Thursday, 12 April 2012

Smell, The Glove

In Sex, Bombs and Burgers, Peter Novak takes us through the major technological advances of the past sixty years and argues that the rate of progress is a direct consequence of our obsession for war, fast food and pornography.

Anyone who has tried ripping off a film from YouPorn only to have their Twitter account harvested by those damned pornsters (all in the name of research naturally), will be aware that the top IT developers are working in the skin trade.

Similarly Novak's research in to the fields of food processing techniques show that war has had a heavy hand in our diet - from the footsoldiers of Napoleon's armies (feed on an early form of the now ubiquitous Spam), to the space race (dehydration and sealed meal bags amongst other inventions such as microwave ovens).  He also shows how mass spectrometers are used to 'build food' that looks, smells* feels and tastes just like the real thing.
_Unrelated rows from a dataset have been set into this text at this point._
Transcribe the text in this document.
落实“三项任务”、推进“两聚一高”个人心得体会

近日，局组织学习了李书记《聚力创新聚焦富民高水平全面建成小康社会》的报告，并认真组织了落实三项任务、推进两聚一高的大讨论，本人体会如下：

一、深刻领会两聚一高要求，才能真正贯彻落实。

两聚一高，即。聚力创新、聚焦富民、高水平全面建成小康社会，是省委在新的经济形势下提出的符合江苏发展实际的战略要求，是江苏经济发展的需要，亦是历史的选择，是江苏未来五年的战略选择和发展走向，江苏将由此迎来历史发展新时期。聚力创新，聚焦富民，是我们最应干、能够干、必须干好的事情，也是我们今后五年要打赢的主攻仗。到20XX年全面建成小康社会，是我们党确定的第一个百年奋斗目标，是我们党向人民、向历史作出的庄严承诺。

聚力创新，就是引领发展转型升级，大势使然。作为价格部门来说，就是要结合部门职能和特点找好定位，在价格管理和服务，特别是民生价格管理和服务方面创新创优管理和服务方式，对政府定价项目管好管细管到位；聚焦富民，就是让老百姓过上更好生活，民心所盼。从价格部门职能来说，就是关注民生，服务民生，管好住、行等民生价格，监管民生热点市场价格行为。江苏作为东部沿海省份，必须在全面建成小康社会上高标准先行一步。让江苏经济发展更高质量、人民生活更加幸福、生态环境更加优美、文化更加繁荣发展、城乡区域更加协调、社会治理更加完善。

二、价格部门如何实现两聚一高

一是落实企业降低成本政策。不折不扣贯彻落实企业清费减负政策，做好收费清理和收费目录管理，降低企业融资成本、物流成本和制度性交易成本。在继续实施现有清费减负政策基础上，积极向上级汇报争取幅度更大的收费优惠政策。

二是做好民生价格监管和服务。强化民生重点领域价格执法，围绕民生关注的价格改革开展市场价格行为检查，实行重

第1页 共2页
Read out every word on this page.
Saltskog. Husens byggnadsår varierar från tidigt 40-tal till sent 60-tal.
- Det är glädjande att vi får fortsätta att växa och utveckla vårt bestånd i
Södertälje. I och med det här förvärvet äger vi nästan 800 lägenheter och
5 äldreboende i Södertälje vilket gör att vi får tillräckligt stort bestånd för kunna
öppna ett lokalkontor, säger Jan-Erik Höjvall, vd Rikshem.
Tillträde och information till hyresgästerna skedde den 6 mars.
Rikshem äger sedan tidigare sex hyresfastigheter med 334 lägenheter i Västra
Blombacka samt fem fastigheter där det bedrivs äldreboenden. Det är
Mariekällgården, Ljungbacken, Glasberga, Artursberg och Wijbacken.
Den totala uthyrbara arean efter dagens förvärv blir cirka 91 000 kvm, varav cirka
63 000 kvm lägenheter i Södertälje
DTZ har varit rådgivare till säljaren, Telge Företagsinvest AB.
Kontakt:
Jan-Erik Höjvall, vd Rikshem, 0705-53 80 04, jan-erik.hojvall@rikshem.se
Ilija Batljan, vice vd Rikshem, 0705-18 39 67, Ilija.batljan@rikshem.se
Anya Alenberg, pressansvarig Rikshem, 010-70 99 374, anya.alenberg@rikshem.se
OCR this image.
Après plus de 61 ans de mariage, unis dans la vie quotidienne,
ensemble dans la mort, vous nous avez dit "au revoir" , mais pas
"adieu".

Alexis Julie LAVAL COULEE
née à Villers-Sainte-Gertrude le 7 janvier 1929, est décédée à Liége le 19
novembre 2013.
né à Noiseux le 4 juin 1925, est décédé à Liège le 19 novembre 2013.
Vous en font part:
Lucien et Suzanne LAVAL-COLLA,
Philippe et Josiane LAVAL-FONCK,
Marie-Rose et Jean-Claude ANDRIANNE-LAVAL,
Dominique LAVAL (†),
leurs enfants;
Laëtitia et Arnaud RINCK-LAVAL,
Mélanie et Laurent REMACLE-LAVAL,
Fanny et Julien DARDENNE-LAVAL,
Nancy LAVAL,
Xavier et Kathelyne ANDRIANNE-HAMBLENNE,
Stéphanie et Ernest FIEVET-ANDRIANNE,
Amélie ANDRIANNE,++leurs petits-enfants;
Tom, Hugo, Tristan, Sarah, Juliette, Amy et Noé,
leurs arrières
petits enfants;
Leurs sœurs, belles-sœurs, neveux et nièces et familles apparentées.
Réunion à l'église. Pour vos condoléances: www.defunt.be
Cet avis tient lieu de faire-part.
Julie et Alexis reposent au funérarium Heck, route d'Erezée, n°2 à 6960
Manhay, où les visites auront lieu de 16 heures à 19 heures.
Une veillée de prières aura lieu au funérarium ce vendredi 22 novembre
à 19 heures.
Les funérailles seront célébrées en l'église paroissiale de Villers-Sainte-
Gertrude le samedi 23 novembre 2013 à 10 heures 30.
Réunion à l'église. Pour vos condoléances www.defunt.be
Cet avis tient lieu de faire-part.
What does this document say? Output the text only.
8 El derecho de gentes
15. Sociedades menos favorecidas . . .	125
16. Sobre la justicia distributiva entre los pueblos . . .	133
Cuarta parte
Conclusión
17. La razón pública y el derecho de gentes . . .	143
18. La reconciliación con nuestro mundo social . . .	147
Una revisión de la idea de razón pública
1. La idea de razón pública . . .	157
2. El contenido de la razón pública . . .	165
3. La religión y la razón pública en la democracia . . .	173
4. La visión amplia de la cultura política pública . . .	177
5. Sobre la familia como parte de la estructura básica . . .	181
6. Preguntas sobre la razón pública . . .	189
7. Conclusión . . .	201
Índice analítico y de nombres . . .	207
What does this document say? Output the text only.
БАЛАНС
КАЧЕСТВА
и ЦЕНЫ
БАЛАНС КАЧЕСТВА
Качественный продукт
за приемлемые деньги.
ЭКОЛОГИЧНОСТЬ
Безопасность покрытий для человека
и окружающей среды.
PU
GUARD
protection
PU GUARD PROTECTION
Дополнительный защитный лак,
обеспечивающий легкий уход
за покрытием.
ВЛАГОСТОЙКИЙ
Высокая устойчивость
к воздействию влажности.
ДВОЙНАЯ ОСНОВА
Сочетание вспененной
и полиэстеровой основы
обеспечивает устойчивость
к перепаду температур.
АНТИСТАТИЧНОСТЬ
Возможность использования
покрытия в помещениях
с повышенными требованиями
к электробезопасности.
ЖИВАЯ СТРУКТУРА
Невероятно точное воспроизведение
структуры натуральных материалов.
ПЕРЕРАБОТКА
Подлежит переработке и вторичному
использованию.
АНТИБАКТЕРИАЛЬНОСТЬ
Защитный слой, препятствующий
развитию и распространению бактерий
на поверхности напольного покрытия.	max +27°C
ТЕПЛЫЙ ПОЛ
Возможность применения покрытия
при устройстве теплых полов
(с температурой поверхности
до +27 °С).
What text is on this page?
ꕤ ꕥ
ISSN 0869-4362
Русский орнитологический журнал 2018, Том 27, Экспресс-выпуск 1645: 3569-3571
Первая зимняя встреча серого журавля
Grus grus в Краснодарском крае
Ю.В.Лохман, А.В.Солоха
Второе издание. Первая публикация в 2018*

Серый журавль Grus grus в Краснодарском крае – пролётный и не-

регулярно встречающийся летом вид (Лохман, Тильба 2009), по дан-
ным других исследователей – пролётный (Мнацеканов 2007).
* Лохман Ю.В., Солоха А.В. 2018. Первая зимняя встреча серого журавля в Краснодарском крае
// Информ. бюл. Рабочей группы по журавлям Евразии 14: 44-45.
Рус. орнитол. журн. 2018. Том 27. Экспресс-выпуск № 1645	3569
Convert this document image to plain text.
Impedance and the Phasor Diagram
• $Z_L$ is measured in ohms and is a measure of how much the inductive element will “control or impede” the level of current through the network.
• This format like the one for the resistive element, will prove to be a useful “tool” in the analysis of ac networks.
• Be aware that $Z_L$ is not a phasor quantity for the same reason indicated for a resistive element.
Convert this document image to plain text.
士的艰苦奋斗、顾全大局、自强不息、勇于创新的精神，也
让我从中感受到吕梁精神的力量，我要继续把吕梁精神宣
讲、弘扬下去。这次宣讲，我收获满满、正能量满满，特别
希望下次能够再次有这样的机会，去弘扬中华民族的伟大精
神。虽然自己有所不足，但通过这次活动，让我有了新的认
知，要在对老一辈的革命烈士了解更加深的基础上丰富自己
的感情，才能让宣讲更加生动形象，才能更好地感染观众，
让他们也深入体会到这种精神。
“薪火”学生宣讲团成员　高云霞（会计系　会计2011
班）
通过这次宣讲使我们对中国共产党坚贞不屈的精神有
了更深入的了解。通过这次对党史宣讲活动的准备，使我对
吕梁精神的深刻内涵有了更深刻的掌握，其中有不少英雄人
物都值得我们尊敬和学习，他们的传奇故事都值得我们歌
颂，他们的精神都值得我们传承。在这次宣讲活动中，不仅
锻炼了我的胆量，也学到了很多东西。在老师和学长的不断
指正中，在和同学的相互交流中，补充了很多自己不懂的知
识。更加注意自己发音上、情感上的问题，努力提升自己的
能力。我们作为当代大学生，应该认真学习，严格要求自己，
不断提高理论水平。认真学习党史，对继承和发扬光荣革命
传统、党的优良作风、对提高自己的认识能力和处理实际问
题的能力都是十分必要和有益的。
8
But it is not until we get to page 302 that things took a turn for the really interesting.  Biologist Craig Heller at DARPA invented something called The Glove. This device looks 'like a coffee pot with a silver hemisphere inside'.  The idea is to reach out to the hemisphere which is heated or cooled, and by extension can be used to heat or cool a person's blood,

  • One of Heller's lab technicians incorporated the glove into his workout regime.  When he started, he was managing 100 pull-ups per session, but by using the device he was able to do more sets.  Within six weeks, he was doing 180 pull-ups and in another six weeks he was doing more than 600.  Heller himself used the glove to do 1,000 pull-ups on his sixtieth birthday."
I've been taking daily cold showers for several years now - originally for an Xmas day swim in Ireland, and for regular wildswimming in general but perhaps this isn't optimal?  The targeted nature of The Glove - used intra set - seems to have an almost steroidal impact on training.  Given the current heated (excuse the pun) debate in the paleosphere, this is food for thought indeed.